Tuesday, August 4, 2015

Dear Little Four ...

Your name means 'my heart', but I had no idea how fitting that name would be when we picked it for you just 2 months before you were born.   It amazes me that just one year ago I was just reaching my 25 week of pregnancy and feeling an unusual sense of relief; now the doctors had a shot at saving your life if (but in my heart I knew it was really when) you came early.

These past few weeks (that are leading up to your first birthday) have been filled with more nostalgia and bitter sweet emotion than I am used to.     Some days I am overwhelmed with memories of the anxiety, contraction after contraction, pain filled last 14 few weeks of your pregnancy.   I think that deep down I knew, since that first check up where they couldn't find your heartbeat, that something ... something was different.   I should have prepared myself to let go of my expectations of a 'normal' delivery; but with my last baby, I so desperately wanted one drama free, trauma free, normal baby experience.    I wanted a fear free labor and delivery, and to go home with my plump sweet little boy in my arms.

I did not want to discuss your potential life threatening complications and chances of survival with all the specialists in between my contractions while waiting for your daddy to get to Boston.    I did not want to weigh the pros and cons of letting labor continue while the chances of life threatening infections for myself increased with every contraction that passed.   I did not want to remind the doctors I had three more children at home that I needed to live for, because as those words came out of my mouth I was sick with guilt.   My body was failing us both.    I needed you inside of me, and you needed to be there.  But even with the best, and most miserable drugs available, my body would not cooperate.    I wanted to give you what I gave your siblings: the best possible start to life.

I wanted to hold you after you were born.   I wanted to smell your newborn scent and hear your newborn sounds, but you can't do that in the NICU plastic box.   I wanted to figure out who you looked like; were you more me or your daddy?   I wanted to show you off to our friends and family, but you can't do that hooked up to all your leads, tubes, breathing devices and IVs.   I wanted to bring you home with me when I left the hospital.  I wanted to wake up every couple of hours to a hungry crying baby in the middle of the night.   I wanted to get nothing done during the days because newborns take a lot of time, but you wouldn't have lived if I took you out of your plastic womb.

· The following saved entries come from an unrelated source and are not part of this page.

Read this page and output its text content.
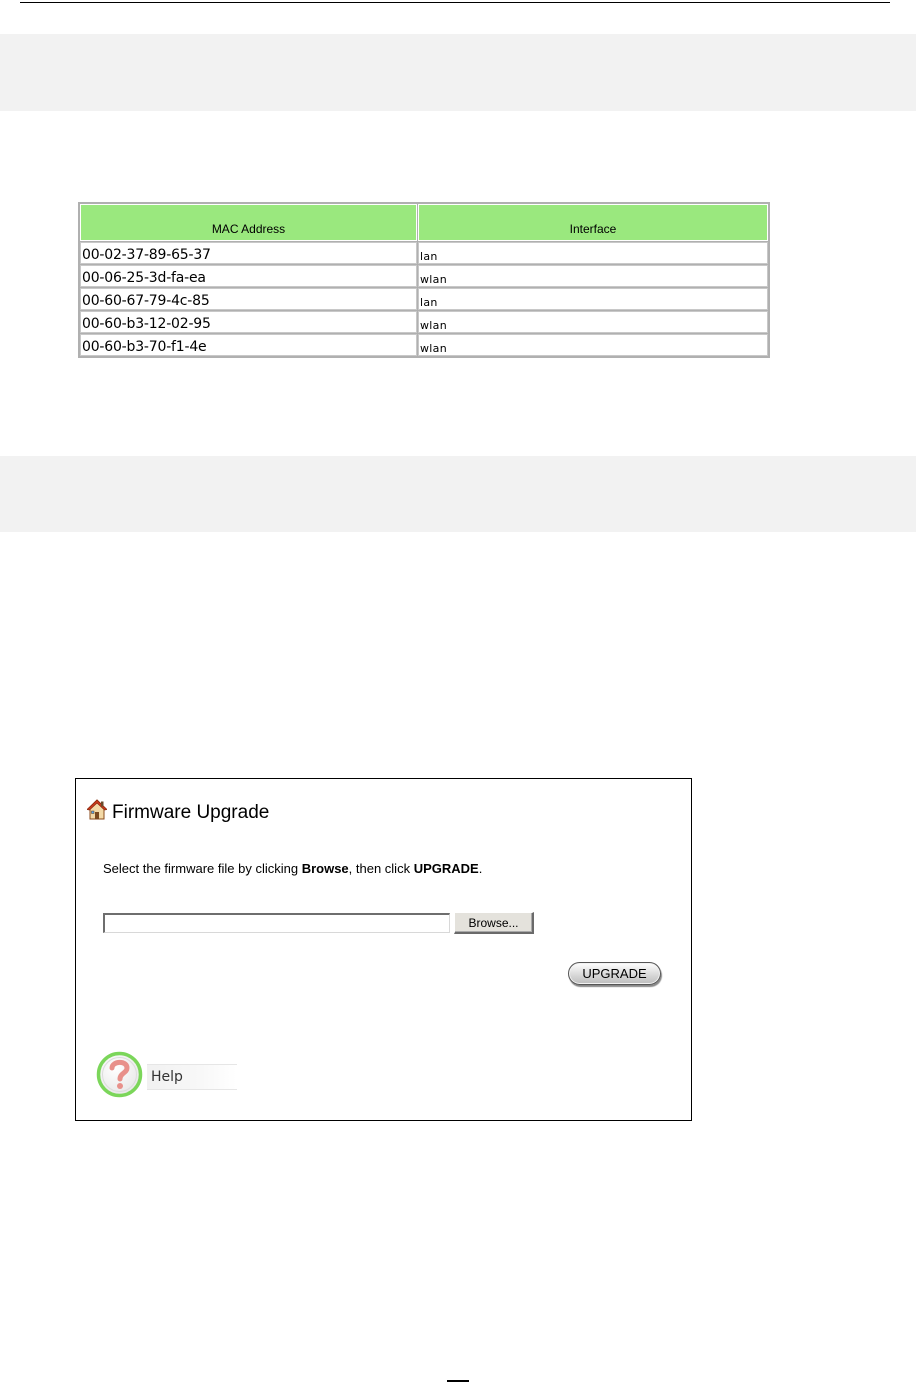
MAC Address	Interface
00-02-37-89-65-37	lan
00-06-25-3d-fa-ea	wlan
00-60-67-79-4c-85	lan
00-60-b3-12-02-95	wlan
00-60-b3-70-f1-4e	wlan
Firmware Upgrade
Select the firmware file by clicking Browse, then click UPGRADE.
Browse...
UPGRADE
Help
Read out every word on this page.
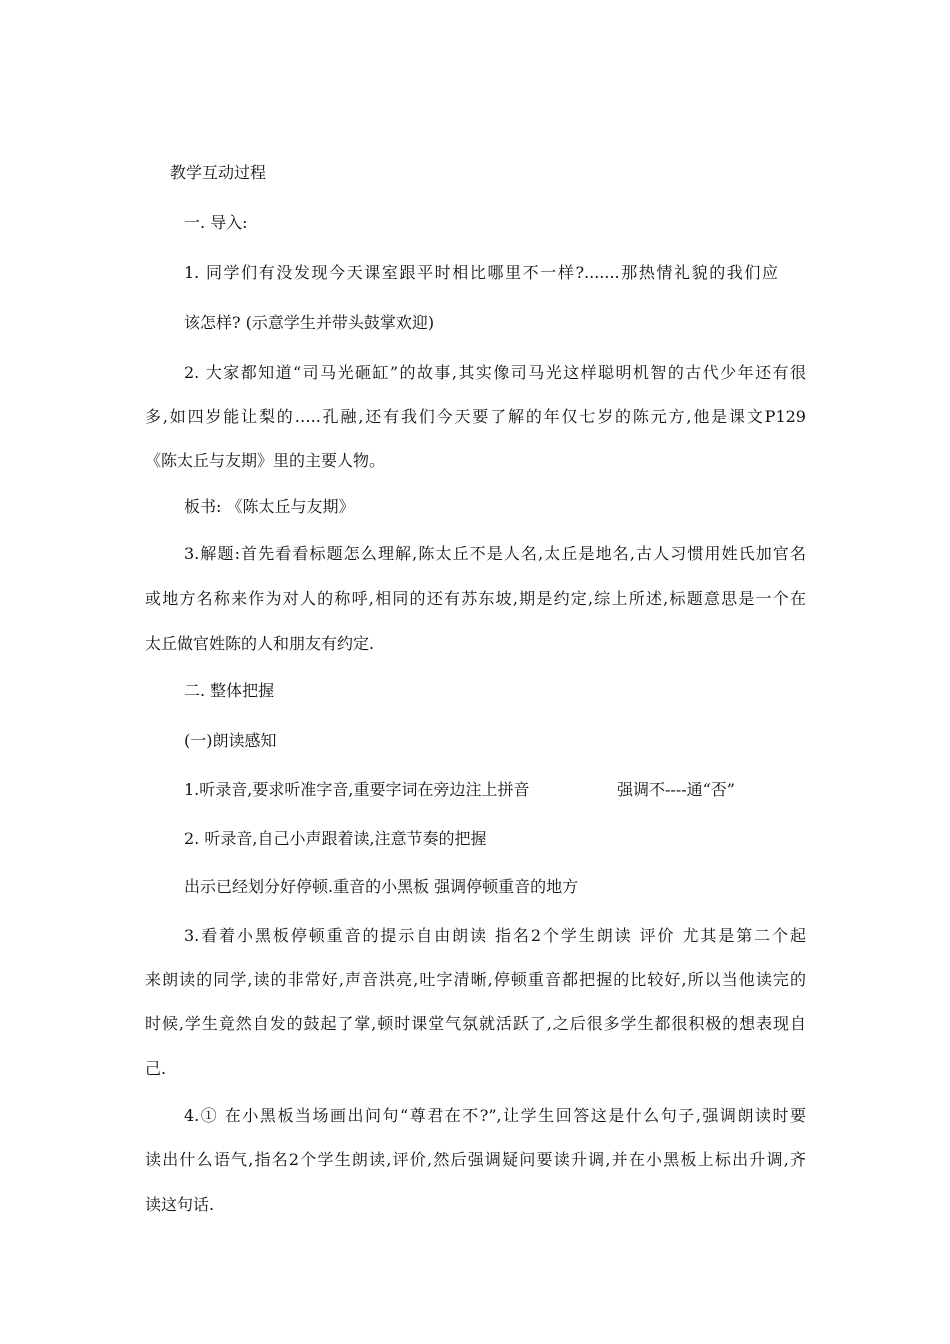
教学互动过程
一. 导入:
1. 同学们有没发现今天课室跟平时相比哪里不一样?.......那热情礼貌的我们应
该怎样? (示意学生并带头鼓掌欢迎)
2. 大家都知道“司马光砸缸”的故事,其实像司马光这样聪明机智的古代少年还有很
多,如四岁能让梨的…..孔融,还有我们今天要了解的年仅七岁的陈元方,他是课文P129
《陈太丘与友期》里的主要人物。
板书: 《陈太丘与友期》
3.解题:首先看看标题怎么理解,陈太丘不是人名,太丘是地名,古人习惯用姓氏加官名
或地方名称来作为对人的称呼,相同的还有苏东坡,期是约定,综上所述,标题意思是一个在
太丘做官姓陈的人和朋友有约定.
二. 整体把握
(一)朗读感知
1.听录音,要求听准字音,重要字词在旁边注上拼音	强调不----通“否”
2. 听录音,自己小声跟着读,注意节奏的把握
出示已经划分好停顿.重音的小黑板 强调停顿重音的地方
3.看着小黑板停顿重音的提示自由朗读 指名2个学生朗读 评价 尤其是第二个起
来朗读的同学,读的非常好,声音洪亮,吐字清晰,停顿重音都把握的比较好,所以当他读完的
时候,学生竟然自发的鼓起了掌,顿时课堂气氛就活跃了,之后很多学生都很积极的想表现自
己.
4.① 在小黑板当场画出问句“尊君在不?”,让学生回答这是什么句子,强调朗读时要
读出什么语气,指名2个学生朗读,评价,然后强调疑问要读升调,并在小黑板上标出升调,齐
读这句话.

Instead, I was wheeled up to the NICU floor hours after you were pulled out of me.   I waited days to hold you.   It was days before I could even really tell what your face looked like with all the tubes.  I had a crash course in brain bleeds, oxygen levels, CPAP, feeding tubes, residuals, bradycardia, and the metric system by your team of doctors.    I sat and cried with the nurses and your daddy.    As a woman and mother, I felt like a failure.   You weren't supposed to start like this.   My heart hurt for you, and I was fragile.   One small move and I thought everything would fall down around me.

It has been almost a year now.   We have had more hospital stays, doctor visits, tests, quarantines, and specialists than I was prepared for.   Even though I feel a huge sense of relief at almost making it through your first year of life, I still don't feel like I can exhale.   I still feel traumatized, scared and guilty.    I still vividly remember the sounds, smell and feel of the NICU.   The awful beeping and alarms.   The long walk down the hallway to the elevator.   And the 'T' in the hallway as you walked off the elevator.   Your daddy and I went right, towards the locked down, monitored, parent eating and waiting lounge of the NICU; while other parents and friends got to turn left ... to the normal maternity wing.

I may still be grieving the circumstances of your birth, but you are my hero, little four.   My strong, little rockstar, and I pray we get to celebrate many many more birthdays with you.